= Lehmstedt–Tanasescu reaction =

Method in organic chemistry

The Lehmstedt–Tanasescu reaction is a method in organic chemistry for the organic synthesis of acridone derivatives (3) from a 2-nitrobenzaldehyde (1) and an arene compound (2):

The reaction is named after two chemists who devoted part of their careers to research into this synthetic method, the German chemist Kurt Lehmstedt and the Romanian chemist Ion Tănăsescu. Variations of the reaction name include Lehmsted–Tănăsescu reaction, Lehmsted–Tănăsescu acridone synthesis and Lehmsted–Tanasescu acridone synthesis.

==Reaction mechanism==
In the first step of the reaction mechanism the precursor molecule 2-nitrobenzaldehyde 4 is protonated, often by sulfuric acid, to intermediate 5, followed by an electrophilic attack to benzene (other arenes can be used as well).
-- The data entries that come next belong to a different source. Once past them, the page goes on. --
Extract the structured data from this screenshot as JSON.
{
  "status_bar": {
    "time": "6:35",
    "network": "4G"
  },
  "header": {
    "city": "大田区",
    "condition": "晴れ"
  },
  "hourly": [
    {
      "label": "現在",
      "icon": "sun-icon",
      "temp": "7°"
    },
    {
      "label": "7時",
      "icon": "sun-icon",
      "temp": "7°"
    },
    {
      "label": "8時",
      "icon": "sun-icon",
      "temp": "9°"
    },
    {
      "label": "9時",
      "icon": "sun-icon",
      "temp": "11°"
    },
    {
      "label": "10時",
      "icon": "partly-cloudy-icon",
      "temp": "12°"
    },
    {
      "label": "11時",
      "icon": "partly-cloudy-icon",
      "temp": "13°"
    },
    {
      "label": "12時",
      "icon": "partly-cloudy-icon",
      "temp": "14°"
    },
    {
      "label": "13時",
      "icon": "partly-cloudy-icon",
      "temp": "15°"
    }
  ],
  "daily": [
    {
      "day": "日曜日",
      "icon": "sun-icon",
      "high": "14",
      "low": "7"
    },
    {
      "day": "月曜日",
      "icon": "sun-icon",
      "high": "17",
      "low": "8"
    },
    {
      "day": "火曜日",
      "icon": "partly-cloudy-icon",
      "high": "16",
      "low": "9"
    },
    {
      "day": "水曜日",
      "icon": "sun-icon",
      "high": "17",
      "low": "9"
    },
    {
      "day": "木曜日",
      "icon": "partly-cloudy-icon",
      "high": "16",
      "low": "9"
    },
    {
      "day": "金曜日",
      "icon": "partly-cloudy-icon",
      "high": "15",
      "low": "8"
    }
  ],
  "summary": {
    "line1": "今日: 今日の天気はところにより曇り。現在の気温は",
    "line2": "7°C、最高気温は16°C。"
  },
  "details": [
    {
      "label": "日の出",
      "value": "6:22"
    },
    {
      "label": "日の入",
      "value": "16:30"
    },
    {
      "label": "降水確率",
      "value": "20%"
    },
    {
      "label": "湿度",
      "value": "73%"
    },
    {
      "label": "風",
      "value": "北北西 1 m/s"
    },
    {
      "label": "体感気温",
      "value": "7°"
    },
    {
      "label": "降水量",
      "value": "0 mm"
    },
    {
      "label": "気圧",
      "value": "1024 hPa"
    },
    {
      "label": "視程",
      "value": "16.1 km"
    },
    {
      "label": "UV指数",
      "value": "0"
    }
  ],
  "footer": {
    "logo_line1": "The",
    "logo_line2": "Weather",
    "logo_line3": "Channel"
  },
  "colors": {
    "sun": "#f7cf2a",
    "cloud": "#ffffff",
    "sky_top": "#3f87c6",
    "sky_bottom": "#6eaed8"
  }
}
The resulting benzhydrol 6 cyclisizes to 7 and finally to compound 8. Treatment of this intermediate with nitrous acid (sodium nitrite in sulfuric acid) leads to the N-nitroso acridone 11 via intermediates 9 and 10. The N-nitroso group is removed by an acid in the final step. The procedure is an example of a one-pot synthesis.